Richard Mackenzie, 36, faces an automatic life sentence with no eligibility for parole for 25 years after a jury came back Tuesday night with a verdict of guilty of first-degree murder after almost two days’ deliberations.
With its verdict, the jury apparently found that Mackenzie made a conscious decision not to remove a duct tape gag that he had placed over Ann Zeidenberg’s mouth to silence her screams, or that he stopped her from removing it herself as she panicked and threw up.
Defence lawyer Lorne Sabsay had argued that his client, who did not take the stand, was not the killer. In fact, it was likely that two other intruders had killed Zeidenberg, Sabsay said.
But Crown prosecutor Hank Goody alleged that it was Mackenzie who gagged Zeidenberg, then covered her body with debris and lit it on fire in the basement of her bungalow on March 18, 2004.

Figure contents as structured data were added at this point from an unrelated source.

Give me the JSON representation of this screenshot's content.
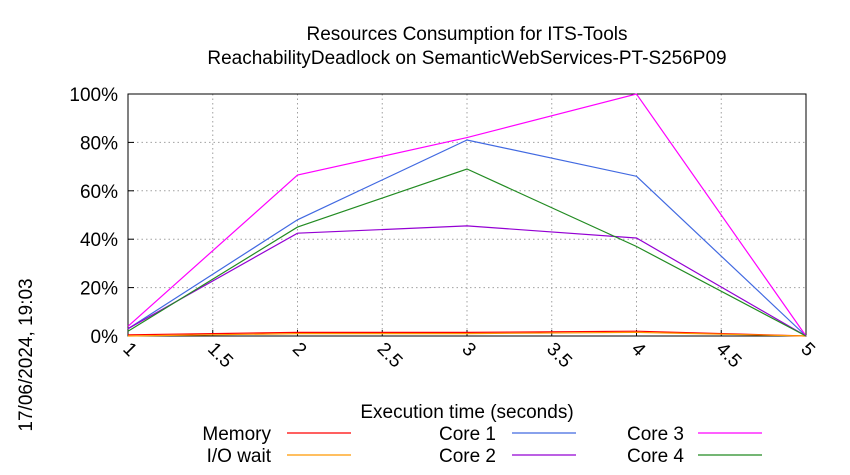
{
  "chart_data": {
    "type": "line",
    "title": [
      "Resources Consumption for ITS-Tools",
      "ReachabilityDeadlock on SemanticWebServices-PT-S256P09"
    ],
    "xlabel": "Execution time (seconds)",
    "ylabel": "",
    "xlim": [
      1,
      5
    ],
    "ylim": [
      0,
      100
    ],
    "x_ticks": [
      1,
      1.5,
      2,
      2.5,
      3,
      3.5,
      4,
      4.5,
      5
    ],
    "x_tick_labels": [
      "1",
      "1.5",
      "2",
      "2.5",
      "3",
      "3.5",
      "4",
      "4.5",
      "5"
    ],
    "y_ticks": [
      0,
      20,
      40,
      60,
      80,
      100
    ],
    "y_tick_labels": [
      "0%",
      "20%",
      "40%",
      "60%",
      "80%",
      "100%"
    ],
    "grid": true,
    "legend_position": "bottom",
    "timestamp": "17/06/2024, 19:03",
    "x": [
      1,
      2,
      3,
      4,
      5
    ],
    "series": [
      {
        "name": "Memory",
        "color": "#ff0000",
        "values": [
          0.5,
          1.5,
          1.5,
          2,
          0
        ]
      },
      {
        "name": "I/O wait",
        "color": "#ff9900",
        "values": [
          0,
          1,
          1,
          1.5,
          0
        ]
      },
      {
        "name": "Core 1",
        "color": "#4169e1",
        "values": [
          3,
          48,
          81,
          66,
          0
        ]
      },
      {
        "name": "Core 2",
        "color": "#9400d3",
        "values": [
          3,
          42.5,
          45.5,
          40.5,
          0
        ]
      },
      {
        "name": "Core 3",
        "color": "#ff00ff",
        "values": [
          4,
          66.5,
          82,
          100,
          0
        ]
      },
      {
        "name": "Core 4",
        "color": "#228b22",
        "values": [
          2,
          45,
          69,
          37,
          0
        ]
      }
    ]
  }
}
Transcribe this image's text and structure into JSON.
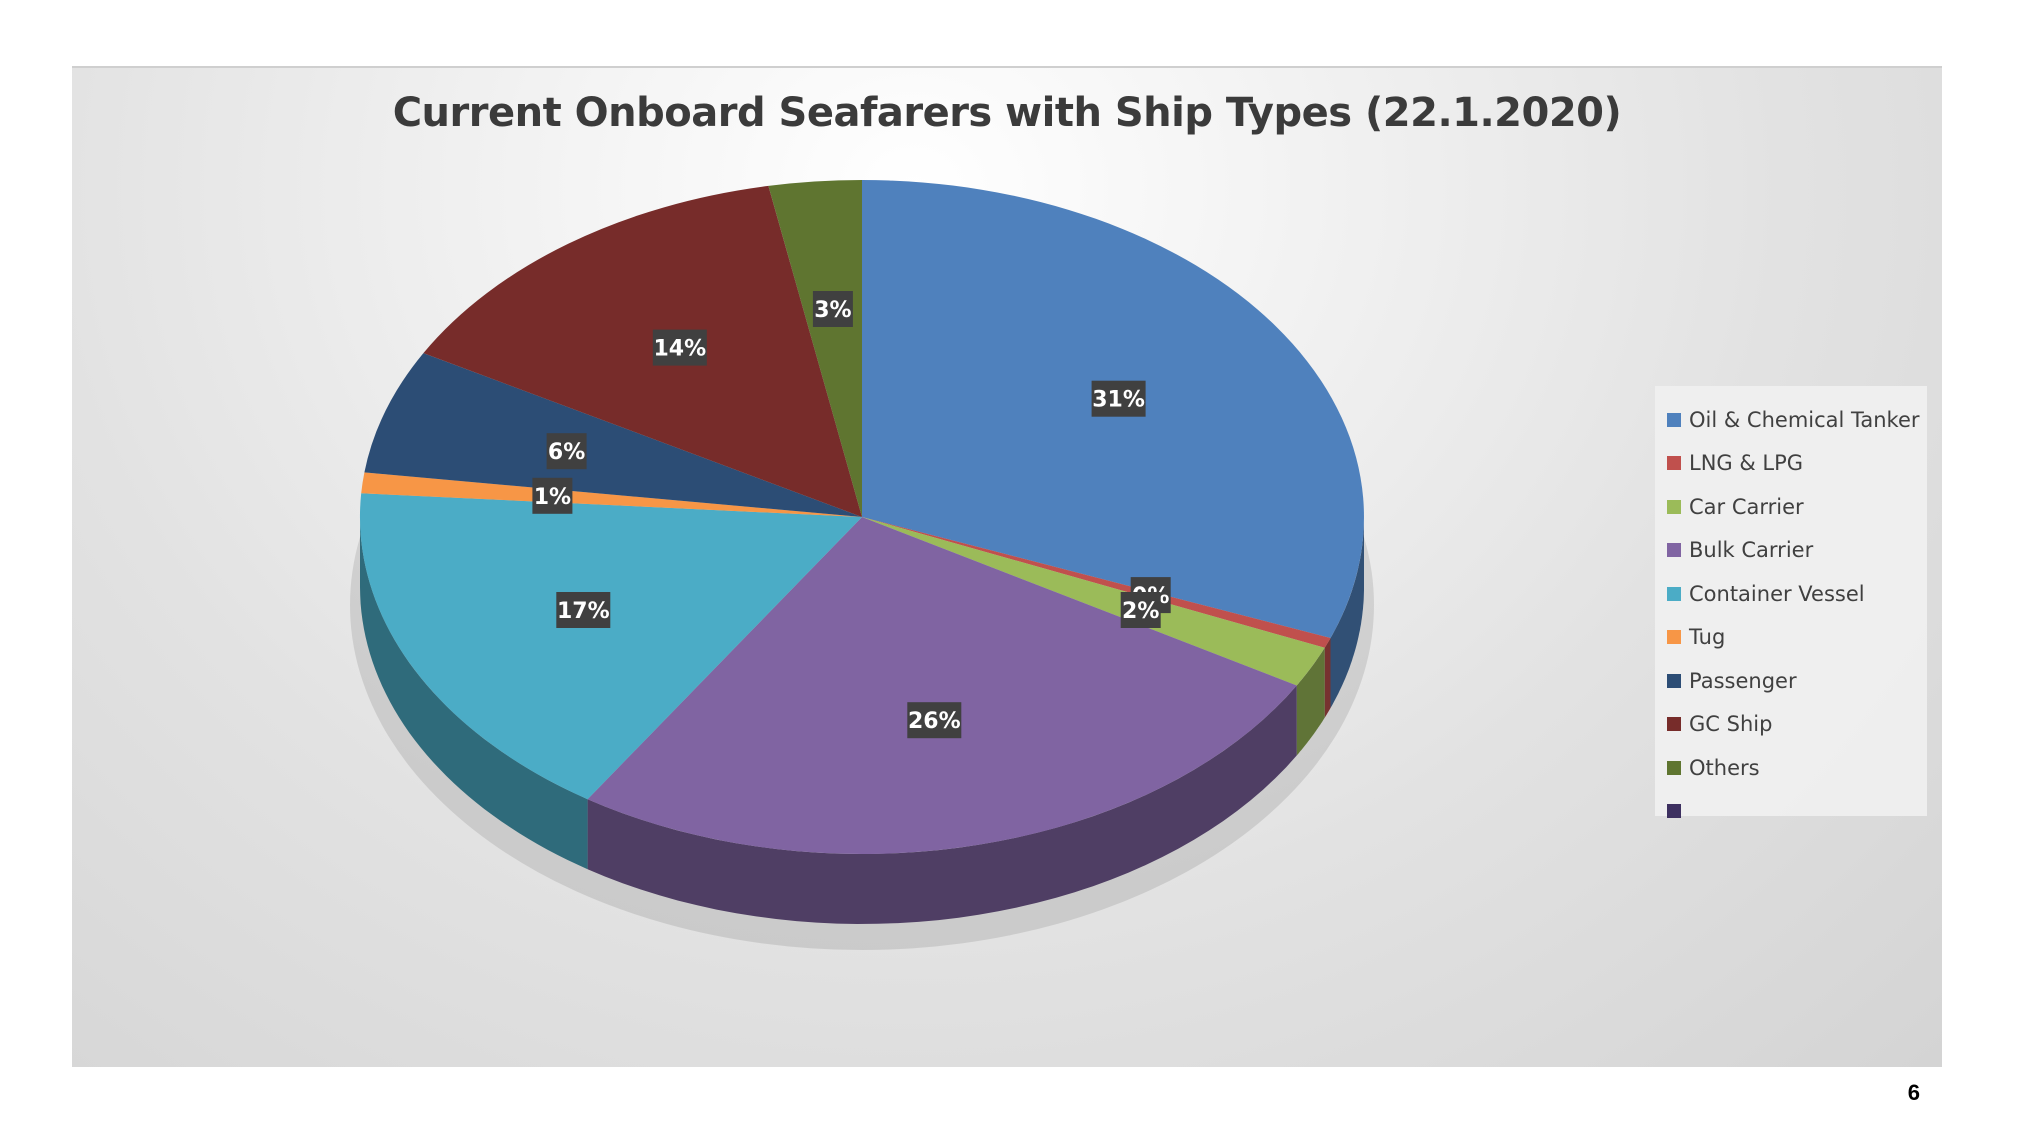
{
  "chart_data": {
    "type": "pie",
    "style": "3d",
    "title": "Current Onboard Seafarers with Ship Types (22.1.2020)",
    "categories": [
      "Oil & Chemical Tanker",
      "LNG & LPG",
      "Car Carrier",
      "Bulk Carrier",
      "Container Vessel",
      "Tug",
      "Passenger",
      "GC Ship",
      "Others",
      ""
    ],
    "values": [
      31,
      0.5,
      2,
      26,
      17,
      1,
      6,
      14,
      3,
      0
    ],
    "data_labels": [
      "31%",
      "0%",
      "2%",
      "26%",
      "17%",
      "1%",
      "6%",
      "14%",
      "3%",
      ""
    ],
    "colors": [
      "#4f81bd",
      "#c0504d",
      "#9bbb59",
      "#8064a2",
      "#4bacc6",
      "#f79646",
      "#2c4d75",
      "#772c2a",
      "#5f7530",
      "#3d3060"
    ],
    "legend_position": "right",
    "grid": false
  },
  "page": {
    "number": "6"
  }
}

Mackenzie had been part of a crew doing drain work the previous September on Zeidengberg’s home, north of Bathurst St. and Eglinton Ave. W., when he stole a Nazi dagger from her late husband’s collection of war memorabilia, Goody alleged.
Her family, which is Jewish, had sold most of the collection, but was storing the dagger and four similar weapons in the basement for fear of them getting into the wrong hands.
The Crown alleged Mackenzie unsuccessfully tried to sell the stolen dagger to an acquaintance before eventually selling it to an antique dealer.
He came back looking to steal the other four – which the family had already disposed of – and Zeidenberg, a retired teacher, likely caught him in the act, Goody said.